I try to convey that the wisdom and compassion we are looking for is already inside of us. I see practice as learning how to purify our mind and heart so we can hear the Buddha inside. In doing so, we naturally embody the dharma and help awaken that understanding and love in others we meet.
I try to use the formal teachings as a doorway for people to see the truth in themselves. I feel I'm doing my job when people look into themselves to come to their own deep understandings of the truth, access their own inner wisdom and trust in their "Buddha-knowing," as Ajahn Chah called it, which is different from their intellectual knowing.
The Buddha-knowing is a deeper place, underneath the concepts, which is in touch with the truth, with our seed of awakening. I want practitioners to have more and more confidence in, and familiarity with, that deeper place of knowing. It is accessing this dimension of our being that becomes the guide to cutting through the confusion caused by greed and fear. We have everything we need inside ourselves. We do not need to look to a teacher when we remember who we really are.

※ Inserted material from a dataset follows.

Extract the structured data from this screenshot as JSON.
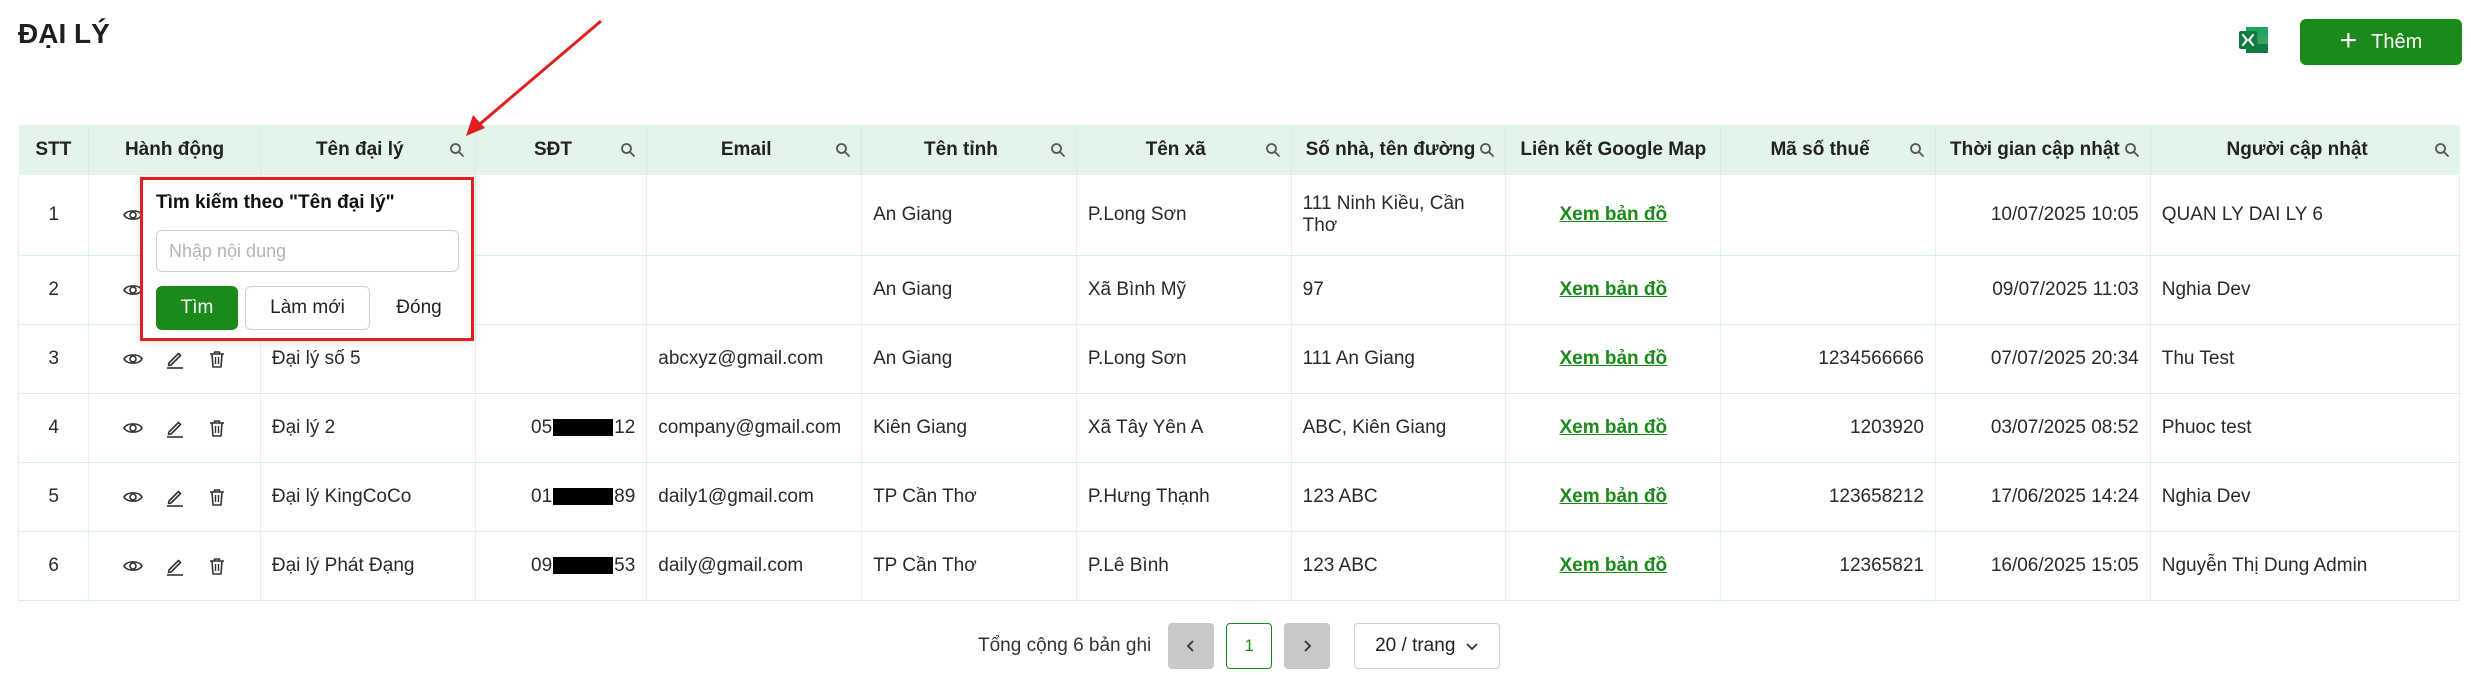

From 1971-1991 Joseph Kappel lived as a Buddhist monk as Pabhakaro Bhikkhu, with Ajahn Chah and Ajahn Sumedho in Thailand and Great Britain. His initial interest in Buddhism was inspired by visits to Thailand from Vietnam where he was a Captain serving as a combat helicopter pilot in 1969-70. Since leaving monastic life in 1991, Joseph has taught MBSR (Mindfulness Based Stress Reduction) in Massachusetts’s prisons, received the degree of Master of Education from Harvard University, and worked with college athletes to facilitate “mental fitness” and the inner game. He currently teaches meditation retreats in various settings in the US. Additionally, he co-leads retreats with Ajahn Amaro at Amaravati Buddhist Monastery in England. Joseph’s commitment is to encourage everyone to awaken in daily life by using life’s journey to cultivate deep understanding, virtuous conduct, along with wise effort & reflection.